Adorned with plastic red firemen’s hats and clutching free candy, children engaged with law enforcement and performed on the Victoria Community Center’s stage. Emily Quinn of Victoria said she brought her 9-year-old son to the event to show him what the community has to offer and connect him with the law enforcement.
“He’s excited to see them,” she said. “Whenever he sees them, he runs up.”
Community events like the safety fair are an important way to connect with the youth in Victoria, said Elizabeth Stolte, a lifelong Victoria resident. Stolte was at the event with the American Foundation for Suicide Prevention. She said the organization tries to reach out to the community and its youth to prevent suicide.
Representatives from Court Appointed Special Advocates hoped to raise awareness about their organization, which supports court-appointed advocates who work with children. Lynda Owens, who started work with the organization in February, said this ensures children don’t fall through the cracks.
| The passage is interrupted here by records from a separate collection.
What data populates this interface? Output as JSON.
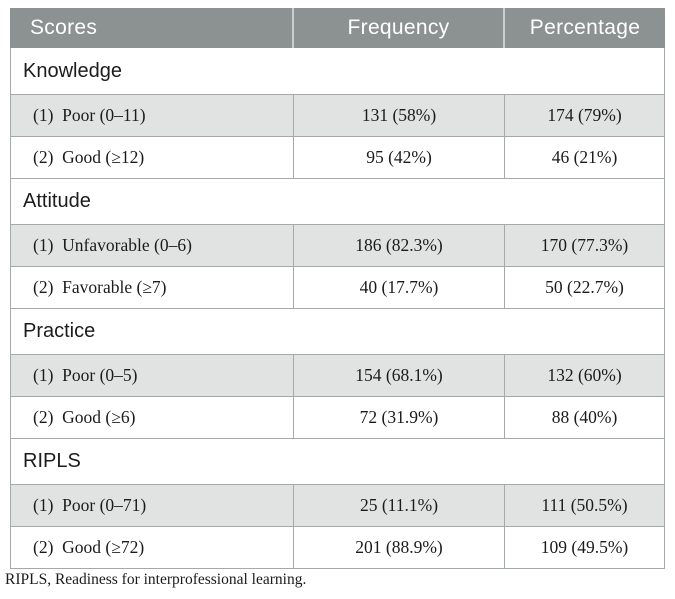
{
  "table": {
    "headers": [
      "Scores",
      "Frequency",
      "Percentage"
    ],
    "sections": [
      {
        "title": "Knowledge",
        "rows": [
          {
            "label": "(1)  Poor (0–11)",
            "frequency": "131 (58%)",
            "percentage": "174 (79%)"
          },
          {
            "label": "(2)  Good (≥12)",
            "frequency": "95 (42%)",
            "percentage": "46 (21%)"
          }
        ]
      },
      {
        "title": "Attitude",
        "rows": [
          {
            "label": "(1)  Unfavorable (0–6)",
            "frequency": "186 (82.3%)",
            "percentage": "170 (77.3%)"
          },
          {
            "label": "(2)  Favorable (≥7)",
            "frequency": "40 (17.7%)",
            "percentage": "50 (22.7%)"
          }
        ]
      },
      {
        "title": "Practice",
        "rows": [
          {
            "label": "(1)  Poor (0–5)",
            "frequency": "154 (68.1%)",
            "percentage": "132 (60%)"
          },
          {
            "label": "(2)  Good (≥6)",
            "frequency": "72 (31.9%)",
            "percentage": "88 (40%)"
          }
        ]
      },
      {
        "title": "RIPLS",
        "rows": [
          {
            "label": "(1)  Poor (0–71)",
            "frequency": "25 (11.1%)",
            "percentage": "111 (50.5%)"
          },
          {
            "label": "(2)  Good (≥72)",
            "frequency": "201 (88.9%)",
            "percentage": "109 (49.5%)"
          }
        ]
      }
    ],
    "footnote": "RIPLS, Readiness for interprofessional learning."
  },
  "colors": {
    "header_bg": "#8c9192",
    "alt_row_bg": "#e1e2e2",
    "border": "#a6a9a9"
  }
}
“They know that they can tell me things,” Owens said about the children she works with. “I speak for them.”
The safety fair and the National Night Out parties it launches in the surrounding neighborhoods are fun for the children, but they also benefit law enforcement. The Victoria Police Department uses this event as an opportunity to address concerns the community raises, said John Turner, the event organizer and crime prevention officer for the Victoria Police Department. He said the community outreach helps everyone find common ground.
“We all live and work and raise our families in the same community,” Turner said. “We all want the same thing: a nice, safe place to live.”